Volcanic field in Bolivia

Pampa Luxsar is a little known volcanic field located in Bolivia, southwest of the Salar de Uyuni.

It consists of a field of lava flows that cover a surface area of 45 × 45 km. Cones are also found within the field, although vents are difficult to discern. The lava flows partly coalesce and are of uniform appearance, despite differences in their albedo. The field is constructed by basaltic andesite and andesite. The activity of the field may have been controlled by faults, which were later buried by lava flows.
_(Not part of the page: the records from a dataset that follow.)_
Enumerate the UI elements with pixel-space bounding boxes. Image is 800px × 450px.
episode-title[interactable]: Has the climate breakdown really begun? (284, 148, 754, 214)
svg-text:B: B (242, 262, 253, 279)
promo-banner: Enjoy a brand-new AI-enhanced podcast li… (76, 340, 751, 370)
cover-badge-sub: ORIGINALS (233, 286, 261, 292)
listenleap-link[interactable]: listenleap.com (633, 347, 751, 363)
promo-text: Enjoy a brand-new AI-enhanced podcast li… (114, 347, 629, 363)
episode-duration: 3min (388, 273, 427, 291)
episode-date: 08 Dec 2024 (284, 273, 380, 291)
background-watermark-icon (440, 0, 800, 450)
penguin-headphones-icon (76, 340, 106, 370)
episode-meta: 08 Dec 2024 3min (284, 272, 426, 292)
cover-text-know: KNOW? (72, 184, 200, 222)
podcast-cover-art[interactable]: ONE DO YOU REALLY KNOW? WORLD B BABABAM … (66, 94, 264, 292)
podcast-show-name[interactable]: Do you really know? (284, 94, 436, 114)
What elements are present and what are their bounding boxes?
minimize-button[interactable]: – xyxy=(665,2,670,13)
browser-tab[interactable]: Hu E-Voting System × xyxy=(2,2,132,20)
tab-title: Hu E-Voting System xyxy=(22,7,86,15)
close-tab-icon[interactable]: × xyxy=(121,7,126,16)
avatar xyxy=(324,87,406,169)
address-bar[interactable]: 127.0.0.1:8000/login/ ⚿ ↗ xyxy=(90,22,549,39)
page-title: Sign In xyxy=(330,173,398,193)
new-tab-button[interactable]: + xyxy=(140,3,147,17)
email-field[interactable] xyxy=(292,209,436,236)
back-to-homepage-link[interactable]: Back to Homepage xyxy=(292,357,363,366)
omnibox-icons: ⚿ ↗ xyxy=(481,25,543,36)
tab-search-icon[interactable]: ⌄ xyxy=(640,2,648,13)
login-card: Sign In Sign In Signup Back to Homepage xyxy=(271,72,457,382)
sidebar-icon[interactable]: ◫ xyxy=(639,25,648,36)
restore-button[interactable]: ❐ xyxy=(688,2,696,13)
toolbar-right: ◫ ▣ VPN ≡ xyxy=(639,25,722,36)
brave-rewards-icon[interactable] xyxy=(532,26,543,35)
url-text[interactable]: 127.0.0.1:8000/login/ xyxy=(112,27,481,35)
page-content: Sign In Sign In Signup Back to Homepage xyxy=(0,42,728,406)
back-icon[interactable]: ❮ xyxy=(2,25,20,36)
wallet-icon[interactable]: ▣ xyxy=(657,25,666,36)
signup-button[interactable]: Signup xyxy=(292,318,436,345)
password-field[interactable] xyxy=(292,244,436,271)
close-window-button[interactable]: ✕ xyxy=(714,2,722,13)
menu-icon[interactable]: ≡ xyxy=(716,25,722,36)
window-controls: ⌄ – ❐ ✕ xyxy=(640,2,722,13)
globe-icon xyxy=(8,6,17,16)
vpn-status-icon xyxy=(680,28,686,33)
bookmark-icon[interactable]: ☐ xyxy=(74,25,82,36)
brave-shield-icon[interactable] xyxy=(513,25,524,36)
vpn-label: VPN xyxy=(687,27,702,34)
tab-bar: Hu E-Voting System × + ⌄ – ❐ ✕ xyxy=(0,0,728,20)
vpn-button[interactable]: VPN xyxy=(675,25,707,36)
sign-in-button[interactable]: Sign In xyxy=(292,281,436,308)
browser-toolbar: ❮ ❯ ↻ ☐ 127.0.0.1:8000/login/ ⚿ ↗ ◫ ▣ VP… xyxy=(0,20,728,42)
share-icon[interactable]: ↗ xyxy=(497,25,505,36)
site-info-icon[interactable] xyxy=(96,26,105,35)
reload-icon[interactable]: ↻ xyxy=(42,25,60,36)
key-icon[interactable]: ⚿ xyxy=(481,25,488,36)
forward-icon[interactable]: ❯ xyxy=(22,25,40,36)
The field surrounds the older stratovolcanoes Cerro Luxsar and Cerro Uquila, which are heavily eroded. It was erupted over several stages, with the youngest being of Pleistocene or Holocene age. One vent known as Cerro Negro is a maar and probably formed under the influence of paleolakes such as Lake Minchin or Lake Tauca, which have left lake terraces in the region.